"Ma la Chiesa cattolica ha preti sposati, no? I cattolici greci, i cattolici copti… no? Ci sono, nel rito orientale, ci sono preti sposati. Perché il celibato non è un dogma di fede, è una regola di vita che io apprezzo tanto e credo sia un dono per la Chiesa. Non essendo un dogma di fede, sempre c’è la porta aperta". Così si è espresso il papa nel viaggio di ritorno dal pellegrinaggio in Terra Santa rispondendo a una domanda dei giornalisti. Certo, non pare questo uno dei temi più urgenti dell’agenda di Bergoglio, che in ciò si pone direttamente nella linea di alcune figure profetiche dell’episcopato sud americano, come quella di dom Hélder Camara, che affermava: "Va bene parlare del celibato, ma quando affronteremo i temi della fame e dell’ingiustizia?".

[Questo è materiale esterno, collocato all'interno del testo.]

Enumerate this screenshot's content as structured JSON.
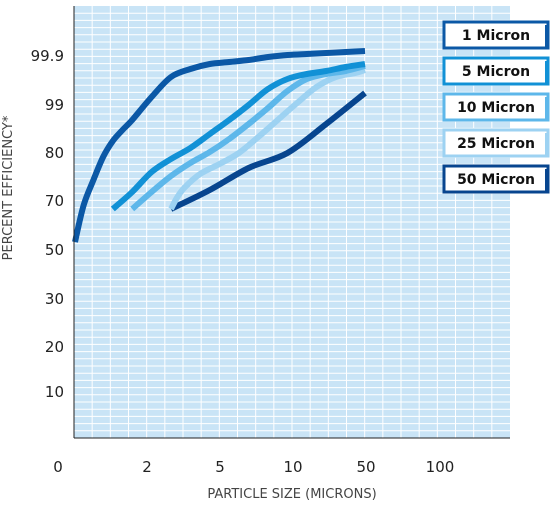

Nondimeno il tema dopo diversi anni torna sul tavolo. La novità probabilmente più significativa non pare essere tanto la res del celibato, ma che se ne torni a parlare in maniera aperta e non drammatizzata. Davvero pochi sono stati gli argomenti più "censurati" nel dibattito pubblico e ufficiale della Chiesa. Probabilmente tale sottrazione dal confronto e dalla possibilità di scambio è originata dalla quantità di questioni ad esso correlate, e spesso dalla debolezza delle argomentazioni teoriche e delle motivazioni esistenziali che sorreggono questa prassi. Quindi la regola non scritta del non-dibattito è stata: visto che molte cose – che toccano direttamente e in profondità la vita della maggioranza dei ministri (presbiteri e vescovi) della Chiesa cattolica di rito latino – sembrano vacillare, non conviene parlarne, né conviene smuoverle dal loro andamento solito, anche se tutt’altro che coerente e adeguato. Lo stesso neo eletto segretario generale – Nunzio Galantino – della Conferenza episcopale italiana ha accennato al fatto che nel dibattito e nella prassi sinodale della Cei non possono esserci dei tabù, dei non-detti e delle rimozioni strutturali. In questi primi accenni non si prospettano, così, soluzioni o rinnovamenti di prassi, ma semplicemente si afferma che è possibile parlarne, uscendo decisamente da quella situazione descritta negli anni Cinquanta dal teologo Yves Congar: “il problema non è che a Roma condannano le soluzioni, ma condannano le stesse domande”.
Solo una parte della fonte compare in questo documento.